- The Washington Times - Tuesday, August 2, 2016

For Democrats seeking unity, the fear of Donald Trump is proving a powerful binding agent.

Even as they extol the virtues of Hillary Clinton, Democratic officials, progressive leaders and even the former first lady’s own campaign have spent equal time trying to scare voters onto their side with dire declarations that Mr. Trump very well could win in November and go on to do irreparable damage to the country.

Political analysts say the fear of a Trump administration is the single biggest factor in Mrs. Clinton’s favor this election cycle. While she may be unable to satisfy all disenchanted supporters of Sen. Bernard Sanders, or could turn off independents with expensive liberal proposals on health care and education, Mrs. Clinton can use Americans’ unease about her Republican opponent as a powerful weapon over the next three months.

“The person who will do the most to unify the Democratic base is Donald Trump. His various comments about women, minorities and Muslims will bring Democrats together in opposition,” said Darrell West, director of governance studies at the Brookings Institution.

The Democrats’ campaign of fear is, at least in part, based on data. An NBC News survey released in May, after Mr. Trump had essentially won the GOP nomination, found that nearly half of voters said they were “scared” of the billionaire businessman winding up in the White House. Just 35 percent said the same of Mrs. Clinton.

Defining Mr. Trump as “scary” has become a hallmark of Clinton rallies. In Daytona Beach, Florida, on Tuesday, Democratic vice presidential hopeful Sen. Tim Kaine said Mr. Trump has a distorted vision of America in his own mind.

“That’s a scary place to be,” Mr. Kaine said.

As soon as Mrs. Clinton had all but dispatched Mr. Sanders in her party primary, her campaign immediately began pushing the narrative that Mr. Trump had a real shot at winning the White House. The notion that Mr. Trump’s unconventional style and inflammatory comments would, over time, doom his chances is a misnomer, the Clinton campaign has argued.

They’ve used warnings of a Trump presidency as a central tactic in fundraising emails, and they’ve doubled down on that strategy over the past several weeks. In a fundraising message to supporters Tuesday, Clinton campaign manager Robby Mook appealed for donations by talking up Mr. Trump’s electoral prospects.

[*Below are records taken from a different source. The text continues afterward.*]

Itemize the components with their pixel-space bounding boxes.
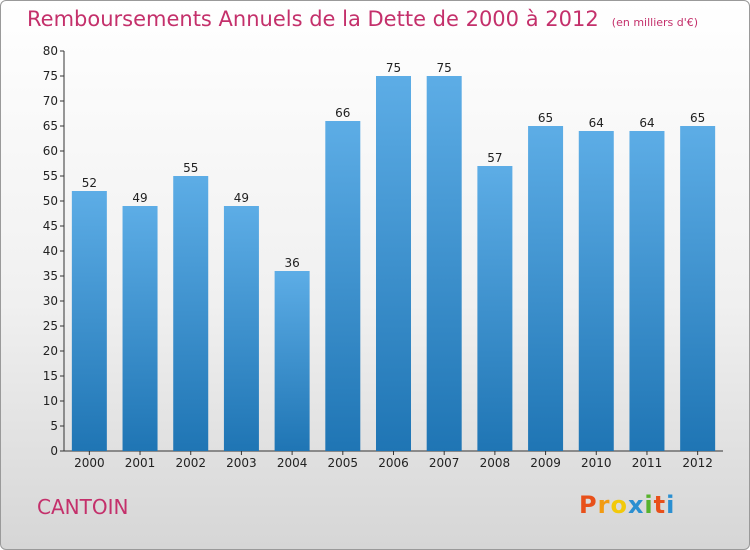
y-tick-label: 50 <box>43 194 58 208</box>
bar-2010 <box>578 131 614 451</box>
logo-letter: P <box>579 491 598 519</box>
bar-2004 <box>274 271 310 451</box>
logo-letter: r <box>597 491 611 519</box>
x-tick-label: 2006 <box>378 456 409 470</box>
bar-2009 <box>528 126 564 451</box>
value-label: 49 <box>132 191 147 205</box>
value-label: 36 <box>284 256 299 270</box>
bars <box>71 76 716 451</box>
y-tick-label: 75 <box>43 69 58 83</box>
y-tick-label: 25 <box>43 319 58 333</box>
bar-2007 <box>426 76 462 451</box>
bar-2012 <box>680 126 716 451</box>
x-tick-label: 2008 <box>480 456 511 470</box>
y-tick-label: 70 <box>43 94 58 108</box>
value-labels: 52 49 55 49 36 66 75 75 57 65 64 64 65 <box>82 61 706 270</box>
logo-letter: i <box>644 491 654 519</box>
value-label: 64 <box>639 116 654 130</box>
x-tick-label: 2009 <box>530 456 561 470</box>
x-axis: 2000 2001 2002 2003 2004 2005 2006 2007 2008 2009… <box>64 450 723 470</box>
proxiti-logo: Proxiti <box>579 491 675 519</box>
y-tick-label: 45 <box>43 219 58 233</box>
y-tick-label: 10 <box>43 394 58 408</box>
bar-2001 <box>122 206 158 451</box>
value-label: 57 <box>487 151 502 165</box>
commune-name: CANTOIN <box>37 495 129 519</box>
x-tick-label: 2001 <box>125 456 156 470</box>
x-tick-label: 2010 <box>581 456 612 470</box>
y-axis: 0 5 10 15 20 25 30 35 40 45 50 55 60 65 70 75 80 <box>43 44 65 458</box>
bar-2008 <box>477 166 513 451</box>
x-tick-label: 2007 <box>429 456 460 470</box>
chart-title: Remboursements Annuels de la Dette de 20… <box>27 7 599 31</box>
value-label: 52 <box>82 176 97 190</box>
value-label: 66 <box>335 106 350 120</box>
x-tick-label: 2004 <box>277 456 308 470</box>
logo-letter: i <box>666 491 676 519</box>
chart-unit: (en milliers d'€) <box>611 16 699 29</box>
logo-letter: o <box>610 491 628 519</box>
x-tick-label: 2011 <box>632 456 663 470</box>
value-label: 65 <box>538 111 553 125</box>
y-tick-label: 55 <box>43 169 58 183</box>
value-label: 64 <box>589 116 604 130</box>
value-label: 55 <box>183 161 198 175</box>
bar-2005 <box>325 121 361 451</box>
y-tick-label: 0 <box>50 444 58 458</box>
bar-2002 <box>173 176 209 451</box>
value-label: 65 <box>690 111 705 125</box>
y-tick-label: 60 <box>43 144 58 158</box>
bar-2003 <box>223 206 259 451</box>
bar-2011 <box>629 131 665 451</box>
y-tick-label: 20 <box>43 344 58 358</box>
logo-letter: t <box>653 491 667 519</box>
y-tick-label: 40 <box>43 244 58 258</box>
y-tick-label: 80 <box>43 44 58 58</box>
title-row: Remboursements Annuels de la Dette de 20… <box>27 7 698 31</box>
x-tick-label: 2000 <box>74 456 105 470</box>
y-tick-label: 65 <box>43 119 58 133</box>
x-tick-label: 2002 <box>175 456 206 470</box>
x-tick-label: 2005 <box>328 456 359 470</box>
x-tick-label: 2012 <box>682 456 713 470</box>
value-label: 75 <box>386 61 401 75</box>
value-label: 49 <box>234 191 249 205</box>
x-tick-label: 2003 <box>226 456 257 470</box>
bar-2000 <box>71 191 107 451</box>
y-tick-label: 35 <box>43 269 58 283</box>
value-label: 75 <box>437 61 452 75</box>
logo-letter: x <box>627 491 645 519</box>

“Make no mistake: This team will decide the outcome of this race. If we keep stepping up like we did in July, registering new people to vote and getting out into our communities to talk about why this race matters and why we support Hillary, we will win,” Mr. Mook said, referencing the campaign’s record-breaking fundraising haul in July.

“If we underestimate our opponent or take this race for granted, we’ll lose,” he concluded.

At last week’s party convention in Philadelphia, several Sanders delegates deferred when asked whether they were fully on board with Mrs. Clinton and her agenda. But most of them made clear they’ll support the former secretary of state anyway, mainly due to their disdain for Mr. Trump and their fear of what will happen to the nation if the businessman is elected.

“I have no other choice. Trump is not an option,” said Gilda Reed, a Sanders delegate from Louisiana, after being asked repeatedly whether she had faith in Mrs. Clinton, who, like Mr. Trump, is seen by the vast majority of voters as dishonest and untrustworthy.

While there still is not full unity in the Democratic Party, even the most ardent Clinton opponents have begun to sound the alarm about a potential Trump victory. Mr. Sanders himself tried to calm angry supporters last week by telling them they must support Mrs. Clinton or they’ll find it difficult to “look your kids in the eye” once Mr. Trump is in the Oval Office.

Mr. Sanders’ campaign manager, Jeff Weaver, echoed those sentiments, telling Politico this week that progressives who believe Mrs. Clinton is a lock are fooling themselves.

“I certainly think she can win, yes. But it’s going to be much closer than many people think,” he said. “I think some people on the Democratic side who think that, you know, Trump is such a buffoon that it’s already won — but I think he’s a very dangerous opponent, and I think he certainly has the ability to win as well.”

Other prominent progressive voices, whether they truly believe it or not, are attempting to rally Democratic troops by relentlessly pushing the idea that Mr. Trump could win.

“I’m sorry to have to be the buzzkill here so early on, but I think Trump is going to win,” liberal filmmaker Michael Moore said on Bill Maher’s HBO program last month, prompting the host to turn Mr. Moore’s words into a call to action.

“The enemy is complacency,” Mr. Maher said. “[I] say it every day. He certainly could win.”